Tuesday, July 14, 2009


Thought of the Day

With Speaker Pelosi caught in the web of her own deceit over what the CIA told her about “torture,” and the Obama administration in the middle of its latest 180-degree reversal over CIA interrogators (Attorney General Holder is now considering prosecutions despite Obama’s promise of no prosecutions), Democrats have trumped up a charge that the CIA, on the orders of Vice President Dick Cheney, failed to notify Congress that it was contemplating — not implementing, but essentially brainstorming about — plans to kill or capture top al-Qaeda figures.

This is their most ludicrous gambit in a long time — and that’s saying something. Given their eight years of complaints about President Bush’s failure to kill or capture Osama bin Laden, and given President Clinton’s indignant insistence (against the weight of the evidence) that he absolutely wanted the CIA to kill bin Laden, one is moved to ask: What did Democrats think the CIA was doing for the last eight years?

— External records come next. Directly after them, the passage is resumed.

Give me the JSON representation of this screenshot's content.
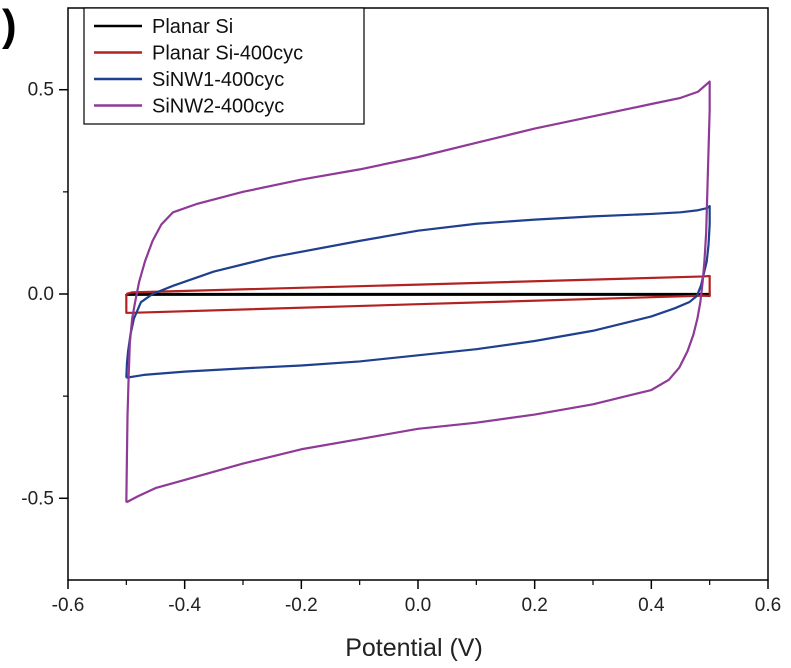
{
  "chart_data": {
    "type": "line",
    "panel_label": ")",
    "xlabel": "Potential (V)",
    "ylabel": "",
    "xlim": [
      -0.6,
      0.6
    ],
    "ylim": [
      -0.7,
      0.7
    ],
    "x_ticks": [
      "-0.6",
      "-0.4",
      "-0.2",
      "0.0",
      "0.2",
      "0.4",
      "0.6"
    ],
    "y_ticks": [
      "-0.5",
      "0.0",
      "0.5"
    ],
    "legend_position": "top-left",
    "grid": false,
    "series": [
      {
        "name": "Planar Si",
        "color": "#000000",
        "points": [
          [
            -0.5,
            0.0
          ],
          [
            0.5,
            0.0
          ],
          [
            0.5,
            -0.002
          ],
          [
            -0.5,
            -0.002
          ],
          [
            -0.5,
            0.0
          ]
        ]
      },
      {
        "name": "Planar Si-400cyc",
        "color": "#b22222",
        "points": [
          [
            -0.5,
            0.0
          ],
          [
            -0.49,
            0.004
          ],
          [
            0.0,
            0.023
          ],
          [
            0.49,
            0.043
          ],
          [
            0.5,
            0.044
          ],
          [
            0.5,
            -0.005
          ],
          [
            0.49,
            -0.004
          ],
          [
            0.0,
            -0.025
          ],
          [
            -0.49,
            -0.046
          ],
          [
            -0.5,
            -0.046
          ],
          [
            -0.5,
            0.0
          ]
        ]
      },
      {
        "name": "SiNW1-400cyc",
        "color": "#1f3f8f",
        "points": [
          [
            -0.5,
            -0.205
          ],
          [
            -0.499,
            -0.17
          ],
          [
            -0.497,
            -0.14
          ],
          [
            -0.493,
            -0.1
          ],
          [
            -0.487,
            -0.06
          ],
          [
            -0.475,
            -0.02
          ],
          [
            -0.455,
            0.0
          ],
          [
            -0.42,
            0.02
          ],
          [
            -0.35,
            0.055
          ],
          [
            -0.25,
            0.09
          ],
          [
            -0.1,
            0.13
          ],
          [
            0.0,
            0.155
          ],
          [
            0.1,
            0.172
          ],
          [
            0.2,
            0.182
          ],
          [
            0.3,
            0.19
          ],
          [
            0.4,
            0.196
          ],
          [
            0.45,
            0.2
          ],
          [
            0.48,
            0.205
          ],
          [
            0.495,
            0.21
          ],
          [
            0.5,
            0.215
          ],
          [
            0.5,
            0.17
          ],
          [
            0.498,
            0.12
          ],
          [
            0.495,
            0.08
          ],
          [
            0.49,
            0.05
          ],
          [
            0.485,
            0.02
          ],
          [
            0.478,
            -0.005
          ],
          [
            0.465,
            -0.02
          ],
          [
            0.44,
            -0.035
          ],
          [
            0.4,
            -0.055
          ],
          [
            0.3,
            -0.09
          ],
          [
            0.2,
            -0.115
          ],
          [
            0.1,
            -0.135
          ],
          [
            0.0,
            -0.15
          ],
          [
            -0.1,
            -0.165
          ],
          [
            -0.2,
            -0.175
          ],
          [
            -0.3,
            -0.182
          ],
          [
            -0.4,
            -0.19
          ],
          [
            -0.47,
            -0.198
          ],
          [
            -0.5,
            -0.205
          ]
        ]
      },
      {
        "name": "SiNW2-400cyc",
        "color": "#8e3a96",
        "points": [
          [
            -0.5,
            -0.51
          ],
          [
            -0.499,
            -0.4
          ],
          [
            -0.498,
            -0.3
          ],
          [
            -0.496,
            -0.2
          ],
          [
            -0.494,
            -0.12
          ],
          [
            -0.49,
            -0.06
          ],
          [
            -0.485,
            -0.02
          ],
          [
            -0.478,
            0.03
          ],
          [
            -0.468,
            0.08
          ],
          [
            -0.455,
            0.13
          ],
          [
            -0.44,
            0.17
          ],
          [
            -0.42,
            0.2
          ],
          [
            -0.38,
            0.22
          ],
          [
            -0.3,
            0.25
          ],
          [
            -0.2,
            0.28
          ],
          [
            -0.1,
            0.305
          ],
          [
            0.0,
            0.335
          ],
          [
            0.1,
            0.37
          ],
          [
            0.2,
            0.405
          ],
          [
            0.3,
            0.435
          ],
          [
            0.4,
            0.465
          ],
          [
            0.45,
            0.48
          ],
          [
            0.48,
            0.495
          ],
          [
            0.5,
            0.52
          ],
          [
            0.5,
            0.45
          ],
          [
            0.498,
            0.35
          ],
          [
            0.496,
            0.25
          ],
          [
            0.494,
            0.15
          ],
          [
            0.491,
            0.08
          ],
          [
            0.488,
            0.03
          ],
          [
            0.484,
            -0.02
          ],
          [
            0.479,
            -0.06
          ],
          [
            0.472,
            -0.1
          ],
          [
            0.462,
            -0.14
          ],
          [
            0.448,
            -0.18
          ],
          [
            0.43,
            -0.21
          ],
          [
            0.4,
            -0.235
          ],
          [
            0.3,
            -0.27
          ],
          [
            0.2,
            -0.295
          ],
          [
            0.1,
            -0.315
          ],
          [
            0.0,
            -0.33
          ],
          [
            -0.1,
            -0.355
          ],
          [
            -0.2,
            -0.38
          ],
          [
            -0.3,
            -0.415
          ],
          [
            -0.4,
            -0.455
          ],
          [
            -0.45,
            -0.475
          ],
          [
            -0.48,
            -0.495
          ],
          [
            -0.5,
            -0.51
          ]
        ]
      }
    ]
  }
}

Intelligence activities are not reliant on congressional authorization or supervision. Like all executive power under the Constitution, the president is checked in this area by Congress’s enumerated powers, particularly the power of the purse. As is its wont, Congress tries to leverage this authority to usurp presidential prerogatives — to make itself a partner in the actual running of intelligence activities, albeit a partner with no accountability (see Nancy Pelosi, supra).

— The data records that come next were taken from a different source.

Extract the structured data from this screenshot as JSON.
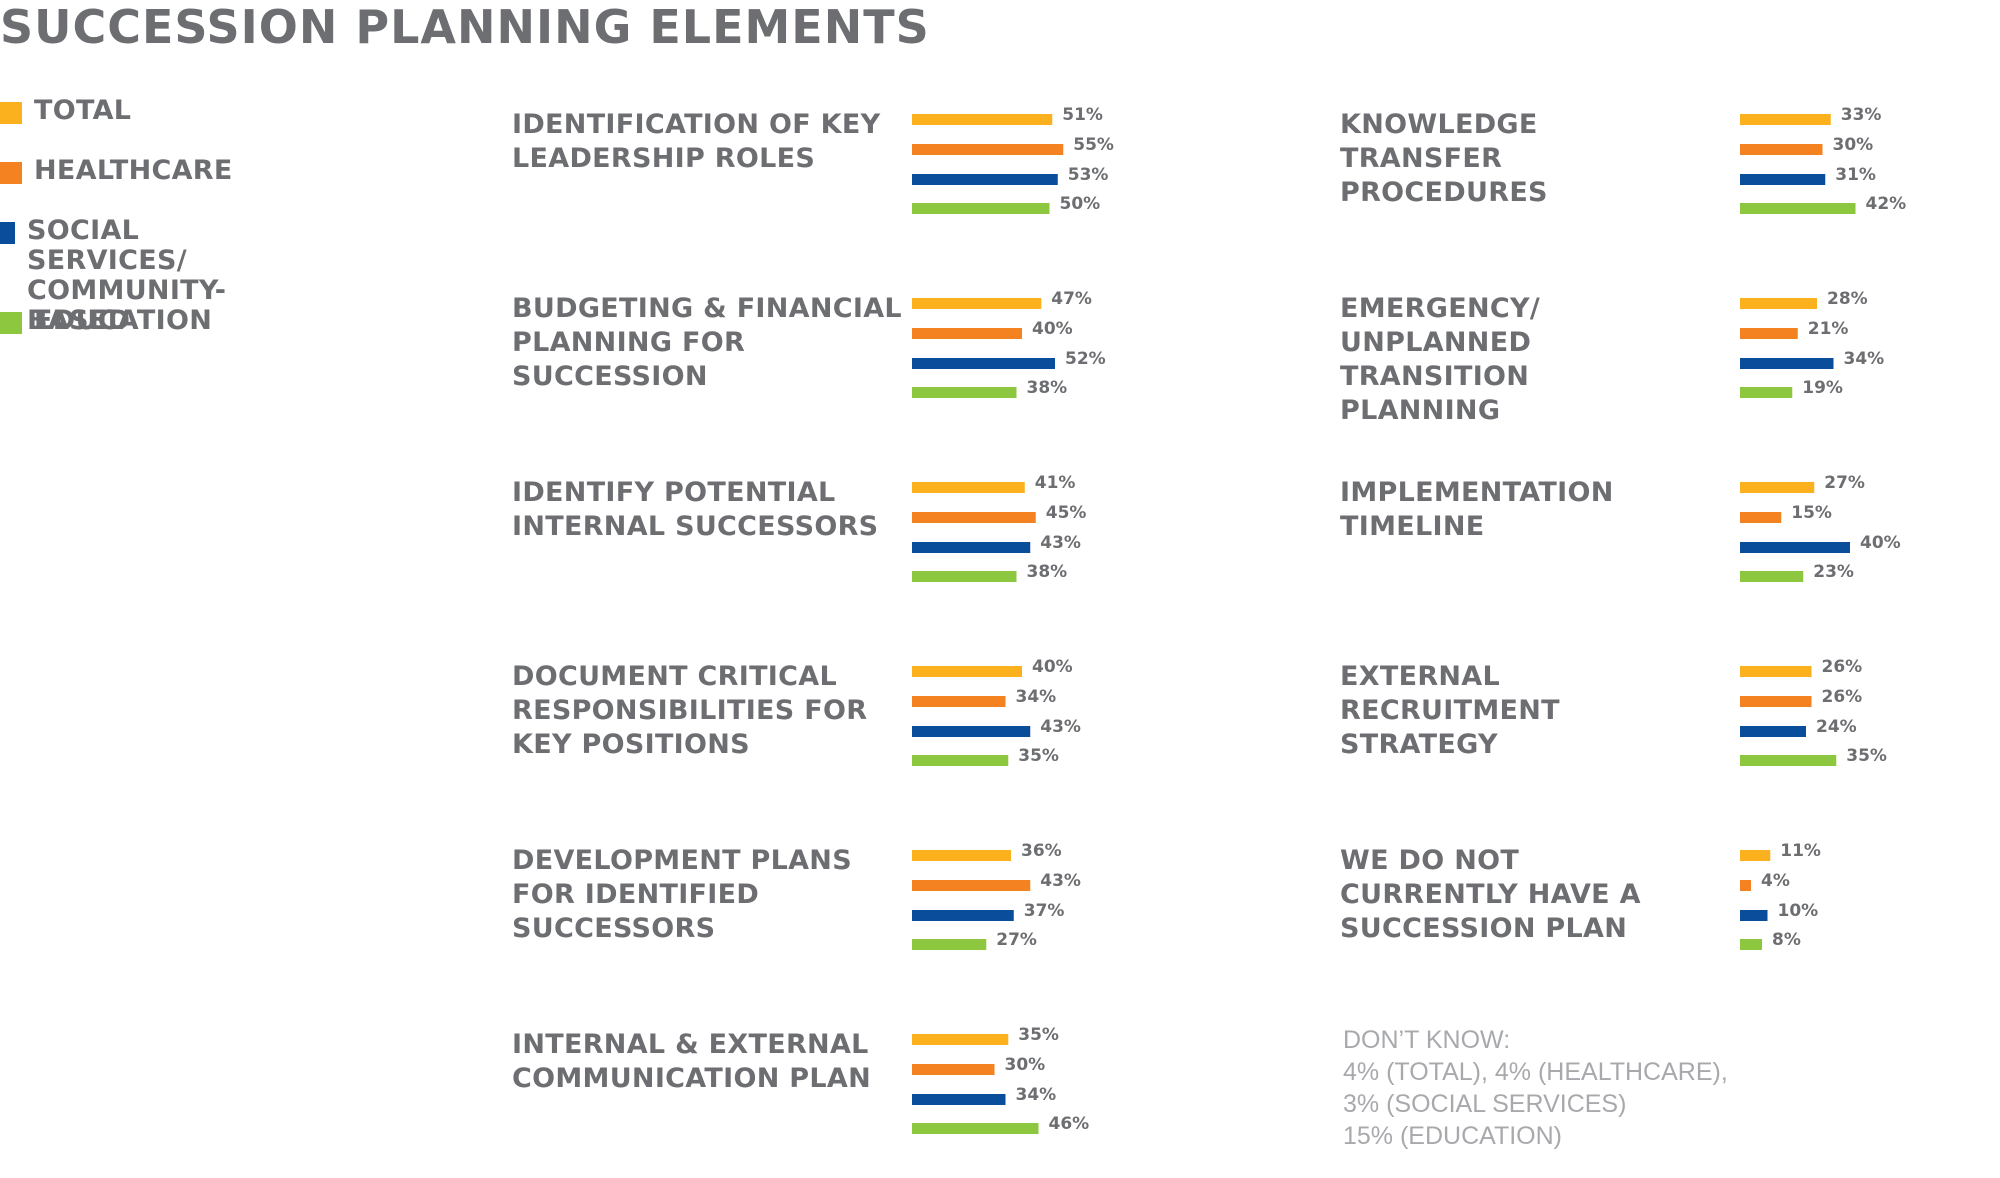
{
  "title": "SUCCESSION PLANNING ELEMENTS",
  "colors": {
    "total": "#fbb01e",
    "healthcare": "#f58220",
    "social_services": "#0a4e9b",
    "education": "#8dc63f"
  },
  "legend": [
    {
      "label": "TOTAL",
      "color": "#fbb01e"
    },
    {
      "label": "HEALTHCARE",
      "color": "#f58220"
    },
    {
      "label": "SOCIAL SERVICES/\nCOMMUNITY-BASED",
      "color": "#0a4e9b"
    },
    {
      "label": "EDUCATION",
      "color": "#8dc63f"
    }
  ],
  "note": "DON’T KNOW:\n4% (TOTAL), 4% (HEALTHCARE),\n3% (SOCIAL SERVICES)\n15% (EDUCATION)",
  "chart_data": {
    "type": "bar",
    "orientation": "horizontal",
    "series_names": [
      "TOTAL",
      "HEALTHCARE",
      "SOCIAL SERVICES/ COMMUNITY-BASED",
      "EDUCATION"
    ],
    "unit": "%",
    "groups": [
      {
        "label": "IDENTIFICATION OF KEY\nLEADERSHIP ROLES",
        "values": [
          51,
          55,
          53,
          50
        ]
      },
      {
        "label": "BUDGETING & FINANCIAL\nPLANNING FOR\nSUCCESSION",
        "values": [
          47,
          40,
          52,
          38
        ]
      },
      {
        "label": "IDENTIFY POTENTIAL\nINTERNAL SUCCESSORS",
        "values": [
          41,
          45,
          43,
          38
        ]
      },
      {
        "label": "DOCUMENT CRITICAL\nRESPONSIBILITIES FOR\n KEY POSITIONS",
        "values": [
          40,
          34,
          43,
          35
        ]
      },
      {
        "label": "DEVELOPMENT PLANS\nFOR IDENTIFIED\nSUCCESSORS",
        "values": [
          36,
          43,
          37,
          27
        ]
      },
      {
        "label": "INTERNAL & EXTERNAL\nCOMMUNICATION PLAN",
        "values": [
          35,
          30,
          34,
          46
        ]
      },
      {
        "label": "KNOWLEDGE\nTRANSFER\nPROCEDURES",
        "values": [
          33,
          30,
          31,
          42
        ]
      },
      {
        "label": "EMERGENCY/\nUNPLANNED\nTRANSITION\nPLANNING",
        "values": [
          28,
          21,
          34,
          19
        ]
      },
      {
        "label": "IMPLEMENTATION\nTIMELINE",
        "values": [
          27,
          15,
          40,
          23
        ]
      },
      {
        "label": "EXTERNAL\nRECRUITMENT\nSTRATEGY",
        "values": [
          26,
          26,
          24,
          35
        ]
      },
      {
        "label": "WE DO NOT\nCURRENTLY HAVE A\nSUCCESSION PLAN",
        "values": [
          11,
          4,
          10,
          8
        ]
      }
    ]
  }
}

So, to score some political points, Democrats have put themselves in the position of opposing CIA efforts to defeat our enemies.


Third, after 9/11, even as President Bush’s warfare strategy decimated al-Qaeda’s top hierarchy, Democrats complained that the Bush administration had failed to kill or capture bin Laden. Now that the political winds have shifted, they have returned to their default position of complaining that government agents were trying to kill or capture bin Laden.

Fourth, this bizarre complaint comes in the form of grousing about a failure to notify Congress, voiced by Sen. Dianne Feinstein, among others. But consider that back in February, Senator Feinstein publicly revealed that Pakistan’s government was allowing the United States to use Pakistani territory as a base for Predator drones being used for controversial targeted assassinations. Unlike Leahy’s aforementioned malfeasance, Feinstein’s unfortunate revelation was doubtlessly inadvertent. But it underscores the danger of informing Congress about intelligence activities.

The last point is a critical one, showing starkly the difference between Democrats and Republicans on national security. President Obama is clearly conducting a war in Pakistan, a country with which we are formally at peace. The legitimate existence of wartime conditions is crucial: If we are not at war, there is no basis in international law for killing Pakistanis (or non-Pakistanis) in Pakistan. But the Right is not accusing the president of conducting an illegal war, of failing to seek congressional authorization, or of committing war crimes. Nor did Republicans seek to exploit Feinstein’s gaffe — while there might have been political sport in it, doing so would have made it more difficult for Pakistan to cooperate with the Obama administration in an effort that advances American security interests.

That is, while Democrats politicize “torture,” “domestic spying,” the Patriot Act, and now the CIA’s efforts to defeat al-Qaeda, Republicans are generally supporting Obama’s Pakistan policy for the greater good of protecting our national security.

Eventually, people do figure out who the grown-ups are.